The log entry itself blows to pieces the story about this being the origin of bug by noting under the insect, “First actual case of bug being found”. This makes it clear that bug for a fault was already in use. Indeed, Rear Admiral Grace Hopper (an early programmer who worked on the machine and who invented the computer language COBOL) used to tell this story in lectures and would remark that the word was applied to problems in radar electronics in World War II.
It’s actually older still. An early recorded use is in reference to the inventor Thomas Alvar Edison and appeared in the Pall Mall Gazette in 1889: “Mr. Edison, I was informed, had been up the two previous nights discovering ‘a bug’ in his phonograph—an expression for solving a difficulty, and implying that some imaginary insect has secreted itself inside and is causing all the trouble”. Edison is also known to have used the term in private correspondence. It seems it wasn’t new even with him: an electrical handbook of 1896 suggests it had long been used by telegraphers as a joke term to suggest noisy lines were caused by bugs getting into the cables.

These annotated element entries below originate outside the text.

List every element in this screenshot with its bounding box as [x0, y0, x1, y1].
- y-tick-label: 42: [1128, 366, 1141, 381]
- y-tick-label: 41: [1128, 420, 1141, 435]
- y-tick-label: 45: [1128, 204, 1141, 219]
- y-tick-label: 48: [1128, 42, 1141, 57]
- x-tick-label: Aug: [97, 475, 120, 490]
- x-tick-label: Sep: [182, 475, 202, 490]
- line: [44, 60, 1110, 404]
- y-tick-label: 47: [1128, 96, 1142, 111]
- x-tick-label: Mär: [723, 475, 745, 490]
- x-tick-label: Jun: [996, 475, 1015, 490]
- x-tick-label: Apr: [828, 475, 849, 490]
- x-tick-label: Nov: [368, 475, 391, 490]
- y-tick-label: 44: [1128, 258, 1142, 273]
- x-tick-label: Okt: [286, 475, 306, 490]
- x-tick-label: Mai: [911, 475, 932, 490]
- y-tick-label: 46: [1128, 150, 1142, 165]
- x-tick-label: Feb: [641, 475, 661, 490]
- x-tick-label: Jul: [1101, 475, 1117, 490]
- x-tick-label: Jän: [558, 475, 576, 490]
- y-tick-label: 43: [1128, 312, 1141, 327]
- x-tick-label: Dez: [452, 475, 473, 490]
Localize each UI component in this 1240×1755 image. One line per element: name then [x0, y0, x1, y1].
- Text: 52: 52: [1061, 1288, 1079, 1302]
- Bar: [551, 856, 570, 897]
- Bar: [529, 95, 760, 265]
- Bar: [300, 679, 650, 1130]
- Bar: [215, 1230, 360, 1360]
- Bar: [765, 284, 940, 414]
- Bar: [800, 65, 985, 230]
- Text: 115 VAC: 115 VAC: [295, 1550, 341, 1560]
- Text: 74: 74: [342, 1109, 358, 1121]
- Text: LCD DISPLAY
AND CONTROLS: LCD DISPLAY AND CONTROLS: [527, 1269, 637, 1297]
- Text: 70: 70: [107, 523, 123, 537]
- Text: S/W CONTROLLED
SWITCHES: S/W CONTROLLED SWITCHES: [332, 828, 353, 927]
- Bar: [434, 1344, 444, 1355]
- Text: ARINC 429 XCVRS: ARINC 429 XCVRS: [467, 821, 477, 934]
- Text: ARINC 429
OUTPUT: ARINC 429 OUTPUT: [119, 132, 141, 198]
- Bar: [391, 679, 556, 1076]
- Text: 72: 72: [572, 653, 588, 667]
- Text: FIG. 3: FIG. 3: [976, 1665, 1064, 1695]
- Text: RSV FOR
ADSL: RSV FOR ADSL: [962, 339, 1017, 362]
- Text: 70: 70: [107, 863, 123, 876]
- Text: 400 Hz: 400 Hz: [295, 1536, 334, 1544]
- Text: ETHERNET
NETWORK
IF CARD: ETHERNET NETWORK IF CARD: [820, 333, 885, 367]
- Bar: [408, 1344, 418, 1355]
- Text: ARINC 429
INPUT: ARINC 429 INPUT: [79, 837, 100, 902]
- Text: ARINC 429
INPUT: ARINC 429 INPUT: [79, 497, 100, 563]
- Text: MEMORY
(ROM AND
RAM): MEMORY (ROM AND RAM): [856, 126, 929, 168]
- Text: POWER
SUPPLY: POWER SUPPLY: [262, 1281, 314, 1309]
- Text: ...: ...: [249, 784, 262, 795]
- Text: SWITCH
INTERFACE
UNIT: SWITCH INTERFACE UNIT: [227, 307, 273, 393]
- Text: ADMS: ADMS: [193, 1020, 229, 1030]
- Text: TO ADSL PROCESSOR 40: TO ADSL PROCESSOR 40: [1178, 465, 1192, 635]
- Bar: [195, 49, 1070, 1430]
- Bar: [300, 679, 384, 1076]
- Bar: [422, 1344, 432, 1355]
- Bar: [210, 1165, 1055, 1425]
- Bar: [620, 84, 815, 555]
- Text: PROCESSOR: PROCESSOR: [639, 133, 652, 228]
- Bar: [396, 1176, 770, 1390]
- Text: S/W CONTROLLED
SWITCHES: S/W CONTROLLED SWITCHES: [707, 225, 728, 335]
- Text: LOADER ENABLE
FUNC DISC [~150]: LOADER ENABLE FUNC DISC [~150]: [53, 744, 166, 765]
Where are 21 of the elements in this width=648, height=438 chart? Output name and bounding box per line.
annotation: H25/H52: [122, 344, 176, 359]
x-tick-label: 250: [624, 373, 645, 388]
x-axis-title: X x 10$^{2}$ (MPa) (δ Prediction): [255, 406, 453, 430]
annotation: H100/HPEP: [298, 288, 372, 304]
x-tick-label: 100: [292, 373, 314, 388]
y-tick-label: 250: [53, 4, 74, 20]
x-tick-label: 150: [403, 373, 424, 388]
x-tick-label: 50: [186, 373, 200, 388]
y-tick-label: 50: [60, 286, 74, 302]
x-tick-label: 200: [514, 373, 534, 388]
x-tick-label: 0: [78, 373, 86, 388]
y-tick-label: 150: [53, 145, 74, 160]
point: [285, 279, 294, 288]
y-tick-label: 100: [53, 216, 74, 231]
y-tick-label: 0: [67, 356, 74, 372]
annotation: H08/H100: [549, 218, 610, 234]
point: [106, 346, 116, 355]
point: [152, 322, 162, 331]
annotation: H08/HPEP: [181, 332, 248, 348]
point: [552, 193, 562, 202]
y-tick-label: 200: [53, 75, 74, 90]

Debug is also recorded before the moth incident: a writer in the Journal of the Royal Aeronautical Society in 1945 wrote “It ranged from the pre-design development of essential components, through the stage of type test and flight test and ‘debugging’ right through to later development of the engine.”
The story about the moth actually obscures an intriguing item of old American slang.
Is it because of a Jewish influence in that particular lab?
Not sure. Some of the students in the lab were of Ashkenazic origin. The Jargon File has this to say in Appendix B (scroll down to Ethnicity):
quote:In the U.S., hackerdom is predominantly Caucasian with strong minorities of Jews (East Coast) and Orientals (West Coast). The Jewish contingent has exerted a particularly pervasive cultural influence (see Food, above, and note that several common jargon terms are obviously mutated Yiddish).